She smiles. Smaller now. Tired. The adrenaline is fading and underneath it she’s just a girl who got the thing she wanted and doesn’t know what to do with the quiet that comes after the wanting stops. "Okay if I sit here again?"
“Stay,” I say. “Hang out. I’m working but you can sit.”
“Yeah?”
“You’re a paying customer. Sit wherever you want.”
She sits. She stays all night. She texts her parents, texts Keely, takes calls from friends. Her mom calls and I can hear the screaming through the phone from behind the bar, high-pitched and joyful, and Zoe holds the phone away from her ear and grins at me and mouthstold you. Her dad calls separately, and that one’s quieter, and Zoe takes it outside and comes back with red eyes again and says “he cried” and nothing else.
The Saturday crowd fills in around her. Her stool becomes her command center. Keely shows up at eight with Jordan and Raquelle and they take over the corner table and there are Aperol spritzes and toasts and at one point Keely stands on a chair and announces to the entire bar that her best friend is a firefighter at Station 11, and three strangers raise their glasses.
I work. I pour and I mix and I manage the room. But every time I pass Zoe’s end of the bar I catch her looking at me, and every time she catches me looking back, and we don’t say anything because the bar is loud and I’m working and she’s celebrating and there’s no space for the conversation we’re about to have.

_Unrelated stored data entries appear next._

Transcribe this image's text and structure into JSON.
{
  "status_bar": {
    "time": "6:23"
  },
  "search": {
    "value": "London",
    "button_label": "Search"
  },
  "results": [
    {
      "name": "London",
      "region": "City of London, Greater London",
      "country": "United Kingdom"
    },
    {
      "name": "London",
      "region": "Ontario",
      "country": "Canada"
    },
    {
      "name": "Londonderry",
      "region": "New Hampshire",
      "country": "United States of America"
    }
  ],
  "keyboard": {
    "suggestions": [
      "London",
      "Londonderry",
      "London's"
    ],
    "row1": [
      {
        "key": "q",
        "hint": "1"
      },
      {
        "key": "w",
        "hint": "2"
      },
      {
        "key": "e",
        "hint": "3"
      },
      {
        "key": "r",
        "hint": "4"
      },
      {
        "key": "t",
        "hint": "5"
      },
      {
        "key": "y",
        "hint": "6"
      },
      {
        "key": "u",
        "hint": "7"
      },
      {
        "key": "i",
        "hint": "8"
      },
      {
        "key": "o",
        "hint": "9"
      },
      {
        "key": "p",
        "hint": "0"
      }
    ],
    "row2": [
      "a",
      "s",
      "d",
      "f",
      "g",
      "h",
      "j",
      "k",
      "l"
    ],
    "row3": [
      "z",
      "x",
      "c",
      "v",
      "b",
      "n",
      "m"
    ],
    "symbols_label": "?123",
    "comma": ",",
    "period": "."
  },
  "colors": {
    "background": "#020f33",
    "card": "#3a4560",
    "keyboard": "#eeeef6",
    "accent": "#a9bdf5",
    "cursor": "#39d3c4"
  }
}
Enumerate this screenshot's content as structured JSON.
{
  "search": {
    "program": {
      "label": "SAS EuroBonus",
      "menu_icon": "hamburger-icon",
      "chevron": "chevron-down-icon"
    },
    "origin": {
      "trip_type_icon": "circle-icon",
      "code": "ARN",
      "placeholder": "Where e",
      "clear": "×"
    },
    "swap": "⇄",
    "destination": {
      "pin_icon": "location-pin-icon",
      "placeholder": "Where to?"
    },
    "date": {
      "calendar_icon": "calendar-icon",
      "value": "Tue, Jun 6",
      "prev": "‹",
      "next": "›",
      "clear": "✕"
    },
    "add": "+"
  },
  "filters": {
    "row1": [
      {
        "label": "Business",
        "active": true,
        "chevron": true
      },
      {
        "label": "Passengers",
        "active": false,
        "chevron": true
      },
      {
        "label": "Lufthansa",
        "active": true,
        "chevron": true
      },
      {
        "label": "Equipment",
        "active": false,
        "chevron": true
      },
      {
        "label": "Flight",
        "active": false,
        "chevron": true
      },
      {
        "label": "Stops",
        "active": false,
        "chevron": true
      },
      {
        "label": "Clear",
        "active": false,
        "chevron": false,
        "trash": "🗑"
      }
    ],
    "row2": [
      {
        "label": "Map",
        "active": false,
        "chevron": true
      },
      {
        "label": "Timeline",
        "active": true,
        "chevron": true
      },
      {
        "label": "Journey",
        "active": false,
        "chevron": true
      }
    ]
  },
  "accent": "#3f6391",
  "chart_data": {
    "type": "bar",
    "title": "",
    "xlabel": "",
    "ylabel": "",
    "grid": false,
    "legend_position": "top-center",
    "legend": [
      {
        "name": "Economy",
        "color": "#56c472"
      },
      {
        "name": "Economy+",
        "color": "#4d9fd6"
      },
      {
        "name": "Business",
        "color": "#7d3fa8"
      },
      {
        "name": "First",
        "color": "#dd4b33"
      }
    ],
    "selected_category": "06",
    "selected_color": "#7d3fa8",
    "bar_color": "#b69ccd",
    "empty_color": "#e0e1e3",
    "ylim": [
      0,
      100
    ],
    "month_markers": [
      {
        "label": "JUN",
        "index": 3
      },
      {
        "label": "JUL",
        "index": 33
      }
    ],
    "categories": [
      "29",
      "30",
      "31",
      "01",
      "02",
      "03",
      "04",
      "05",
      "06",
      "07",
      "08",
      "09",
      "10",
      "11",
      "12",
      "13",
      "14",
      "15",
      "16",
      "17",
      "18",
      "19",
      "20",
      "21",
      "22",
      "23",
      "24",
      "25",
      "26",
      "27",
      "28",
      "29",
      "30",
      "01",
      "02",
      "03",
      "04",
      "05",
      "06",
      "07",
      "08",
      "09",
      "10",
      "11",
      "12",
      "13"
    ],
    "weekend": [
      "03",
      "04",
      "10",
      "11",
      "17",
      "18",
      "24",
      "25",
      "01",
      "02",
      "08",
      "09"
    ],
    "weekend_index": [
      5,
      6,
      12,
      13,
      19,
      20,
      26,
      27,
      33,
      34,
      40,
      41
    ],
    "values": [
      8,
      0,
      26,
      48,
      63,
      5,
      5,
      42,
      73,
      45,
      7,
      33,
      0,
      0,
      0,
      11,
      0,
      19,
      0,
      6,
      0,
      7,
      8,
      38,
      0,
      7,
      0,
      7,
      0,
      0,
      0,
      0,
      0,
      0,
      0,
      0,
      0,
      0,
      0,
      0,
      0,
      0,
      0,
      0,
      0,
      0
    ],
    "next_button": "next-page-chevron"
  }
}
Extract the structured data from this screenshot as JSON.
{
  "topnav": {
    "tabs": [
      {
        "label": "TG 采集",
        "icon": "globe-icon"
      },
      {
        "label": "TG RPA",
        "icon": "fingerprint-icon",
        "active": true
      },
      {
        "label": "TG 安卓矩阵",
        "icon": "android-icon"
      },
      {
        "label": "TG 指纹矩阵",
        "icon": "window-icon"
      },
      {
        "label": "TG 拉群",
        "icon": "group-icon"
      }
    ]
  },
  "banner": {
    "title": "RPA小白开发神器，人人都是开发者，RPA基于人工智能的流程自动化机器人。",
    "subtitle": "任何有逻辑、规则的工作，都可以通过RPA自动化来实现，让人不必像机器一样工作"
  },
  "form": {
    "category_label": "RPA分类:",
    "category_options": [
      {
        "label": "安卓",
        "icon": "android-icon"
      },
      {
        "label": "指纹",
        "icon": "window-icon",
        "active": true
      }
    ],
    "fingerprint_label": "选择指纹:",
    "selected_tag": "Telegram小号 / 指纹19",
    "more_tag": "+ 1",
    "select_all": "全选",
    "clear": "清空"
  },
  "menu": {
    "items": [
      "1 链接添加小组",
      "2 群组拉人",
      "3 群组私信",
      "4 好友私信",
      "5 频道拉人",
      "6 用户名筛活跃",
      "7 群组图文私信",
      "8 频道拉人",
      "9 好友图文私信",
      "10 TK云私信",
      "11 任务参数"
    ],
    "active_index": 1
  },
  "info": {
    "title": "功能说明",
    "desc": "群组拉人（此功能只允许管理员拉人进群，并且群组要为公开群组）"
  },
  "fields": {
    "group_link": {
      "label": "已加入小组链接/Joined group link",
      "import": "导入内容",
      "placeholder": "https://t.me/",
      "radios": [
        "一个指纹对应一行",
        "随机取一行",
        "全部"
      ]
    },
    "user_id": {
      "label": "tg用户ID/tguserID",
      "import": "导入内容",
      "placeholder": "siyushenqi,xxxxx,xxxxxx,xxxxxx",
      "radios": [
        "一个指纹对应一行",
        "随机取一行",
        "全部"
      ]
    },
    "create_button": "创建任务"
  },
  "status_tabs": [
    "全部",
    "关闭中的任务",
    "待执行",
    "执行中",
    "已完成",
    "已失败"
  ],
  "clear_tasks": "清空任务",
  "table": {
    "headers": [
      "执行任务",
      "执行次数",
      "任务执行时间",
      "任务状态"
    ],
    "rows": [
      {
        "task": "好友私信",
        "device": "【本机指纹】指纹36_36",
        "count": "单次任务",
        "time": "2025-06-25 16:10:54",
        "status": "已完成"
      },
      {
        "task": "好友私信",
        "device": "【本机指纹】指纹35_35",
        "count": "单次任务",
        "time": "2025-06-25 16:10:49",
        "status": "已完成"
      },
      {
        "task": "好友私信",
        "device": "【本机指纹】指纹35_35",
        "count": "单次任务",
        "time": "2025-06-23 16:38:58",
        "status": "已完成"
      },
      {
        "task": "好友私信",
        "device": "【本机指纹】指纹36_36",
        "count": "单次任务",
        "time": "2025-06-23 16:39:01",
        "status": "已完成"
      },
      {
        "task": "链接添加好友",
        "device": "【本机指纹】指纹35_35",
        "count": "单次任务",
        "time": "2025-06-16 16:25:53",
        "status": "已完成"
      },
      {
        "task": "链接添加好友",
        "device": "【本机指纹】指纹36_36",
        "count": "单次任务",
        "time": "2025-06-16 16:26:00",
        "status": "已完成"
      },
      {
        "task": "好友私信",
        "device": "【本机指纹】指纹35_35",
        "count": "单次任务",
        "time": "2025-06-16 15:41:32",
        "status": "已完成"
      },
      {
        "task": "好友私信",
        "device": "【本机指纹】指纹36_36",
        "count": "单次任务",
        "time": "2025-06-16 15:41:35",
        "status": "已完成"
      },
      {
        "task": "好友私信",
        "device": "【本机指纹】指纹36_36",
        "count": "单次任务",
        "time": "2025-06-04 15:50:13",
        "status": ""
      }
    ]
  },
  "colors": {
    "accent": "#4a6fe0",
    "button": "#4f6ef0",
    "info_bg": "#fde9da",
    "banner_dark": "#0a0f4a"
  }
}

But we both know it’s coming. It's obvious every time I catch her eye and she gives me that little smile. That smile that says she can't wait to get me alone again. To get me to herself. I'm with her there. I want to have her to myself again too.
Last call at 1:45. The crowd thins. Keely and the girls leave at midnight in a cloud of hugs and promises and someone yelling “six AM Monday don’t be late!” Diane left hours ago. Paperback guy is long gone. Seth finished his shift and went home.
By two o’clock it’s me and Zoe.
I turn off the overheads. The neon stays on. Blue and pink and the flickering yellow of the Anthem sign. The bar goes quiet and soft and the room shrinks to the space between us.
I wash the last glasses. Wipe the bar. She watches me from her stool, arms folded on the bar top, chin resting on her hands. She’s tired. The kind of tired that comes from feeling everything all day.
“You should go home,” I say.
“I know.”
“Your parents are probably waiting up.”
“Probably.” She doesn’t move. “Teague?”
“Yeah.”
“You sent me a song at three in the morning.”
“I did.”
“It’s about not being able to wait anymore.” She lifts her head from her hands. “What can’t you wait for?”
I set the rag down. My hands are damp. The bar is clean and the glasses are racked and the bottles are faced and everything is in its place, everything is where it should be, and Zoe Kimball is sitting in my bar asking me a question I’ve been trying not to answer for weeks.
I walk around the bar. Not behind it. Around it. To her side. I’ve never done this. The bar is my territory, my boundary, the thing between me and everyone else. I don’t leave it during hours. I don’t leave it after hours. I stand behind it and I pour and the distance stays fixed.
I walk around the bar and I stand next to Zoe’s stool and she turns to face me and her knees are between us and her eyesare dark and wide and she licks her lips, that nervous thing, and I’ve been watching her do that for three weeks and I’m done watching.
I kiss her.
It’s not soft. It’s not tentative. I put my hand on her jaw and I kiss her like I’ve been thinking about it, because I have, every night for weeks, behind the bar, on the walk home, in bed at three in the morning, and the real thing is nothing like the thinking because her mouth is warm and she makes a sound, a small surprised sound that turns into something else, and her hands come up and grab the front of my shirt and pull me closer.
She tastes like ginger beer and lime. She kisses me back like she’s been waiting for this since the Shirley Temple, which she probably has, because Zoe doesn’t do slow, Zoe runs at everything, and when I pull back she’s breathing hard and her eyes are bright and her hands are still fisted in my shirt.
“That,” she says. “That’s what you can’t wait for.”
“Shut up.”
“Make me.”
I kiss her again. And again. And the neon flickers blue-pink-blue and the bar is closed and the street is empty and somewhere in this neighborhood a siren starts and fades and Zoe doesn't pull away because maybe for the first time in her life she’s not listening for Station 11.